The Government lost the opportunity of 10 per cent disinvestment in Rashtriya Ispat Nigam Ltd in December. Targeting a mop-up figure of Rs 2,500 crore, the RINL red-herring prospectus was submitted to SEBI on September 27 last year.
The follow-on process, valid for three months, expired on December 26.
As the Government did not conduct the IPO before expiry, for book-built route, disinvestment for RINL was off for the current financial year for all practical purposes.
Even a prompt resubmission could not have saved the cost of a shortfall in meeting the divestment target for 2012-13.
Citing poor market sentiment, the Empowered Group of Ministers, headed by Finance Minister P. Chidambaram, had deferred the IPO, earlier planned in the middle of October. “But the Government let go the opportunity in November and December considering the long-term implication of valuation of RINL,” said a top official.

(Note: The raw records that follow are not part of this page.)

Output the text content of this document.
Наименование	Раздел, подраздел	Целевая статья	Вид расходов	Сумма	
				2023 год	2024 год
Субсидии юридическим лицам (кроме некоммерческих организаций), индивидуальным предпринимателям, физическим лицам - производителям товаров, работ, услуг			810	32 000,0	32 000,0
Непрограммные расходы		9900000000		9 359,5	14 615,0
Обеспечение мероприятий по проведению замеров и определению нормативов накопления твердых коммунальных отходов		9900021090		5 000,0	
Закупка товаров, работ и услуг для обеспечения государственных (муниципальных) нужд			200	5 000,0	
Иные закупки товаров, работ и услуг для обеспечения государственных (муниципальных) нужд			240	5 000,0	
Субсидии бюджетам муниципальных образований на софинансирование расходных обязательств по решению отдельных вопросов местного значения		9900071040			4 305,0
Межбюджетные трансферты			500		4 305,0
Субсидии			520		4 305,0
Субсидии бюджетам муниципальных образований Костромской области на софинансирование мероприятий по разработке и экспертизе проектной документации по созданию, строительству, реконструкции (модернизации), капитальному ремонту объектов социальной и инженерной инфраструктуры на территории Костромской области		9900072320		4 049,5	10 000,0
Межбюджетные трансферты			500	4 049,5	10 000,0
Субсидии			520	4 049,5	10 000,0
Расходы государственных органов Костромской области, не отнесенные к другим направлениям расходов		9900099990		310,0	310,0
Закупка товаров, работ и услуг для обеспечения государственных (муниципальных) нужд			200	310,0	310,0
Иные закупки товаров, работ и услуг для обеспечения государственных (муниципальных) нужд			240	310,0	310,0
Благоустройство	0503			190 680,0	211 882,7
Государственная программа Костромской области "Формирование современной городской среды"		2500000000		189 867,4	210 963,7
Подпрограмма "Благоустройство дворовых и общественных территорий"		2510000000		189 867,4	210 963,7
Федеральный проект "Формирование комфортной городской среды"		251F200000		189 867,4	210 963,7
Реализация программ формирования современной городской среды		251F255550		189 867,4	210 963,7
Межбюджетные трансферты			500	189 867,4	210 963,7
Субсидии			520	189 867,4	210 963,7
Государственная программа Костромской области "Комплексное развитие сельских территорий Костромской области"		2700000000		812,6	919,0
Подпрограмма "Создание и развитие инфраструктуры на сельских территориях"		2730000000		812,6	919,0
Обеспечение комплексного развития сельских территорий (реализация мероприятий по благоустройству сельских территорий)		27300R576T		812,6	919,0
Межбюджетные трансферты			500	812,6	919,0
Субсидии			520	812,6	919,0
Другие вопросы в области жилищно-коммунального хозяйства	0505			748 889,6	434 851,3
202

The Government opted for the time advantage in place of lower RINL monetisation. Merchant banking sources said the Government preferred to buy time as RINL could balance out its fund requirement for its modernisation-cum-expansion programmes as well as reduce capital with graded borrowing.
Owing to its oversized capital base of Rs 7,827 crore (including Rs 2,937 crore of redeemable preferential share capital) RINL preferred to go in for borrowing to fund its expansion plans beyond this fiscal.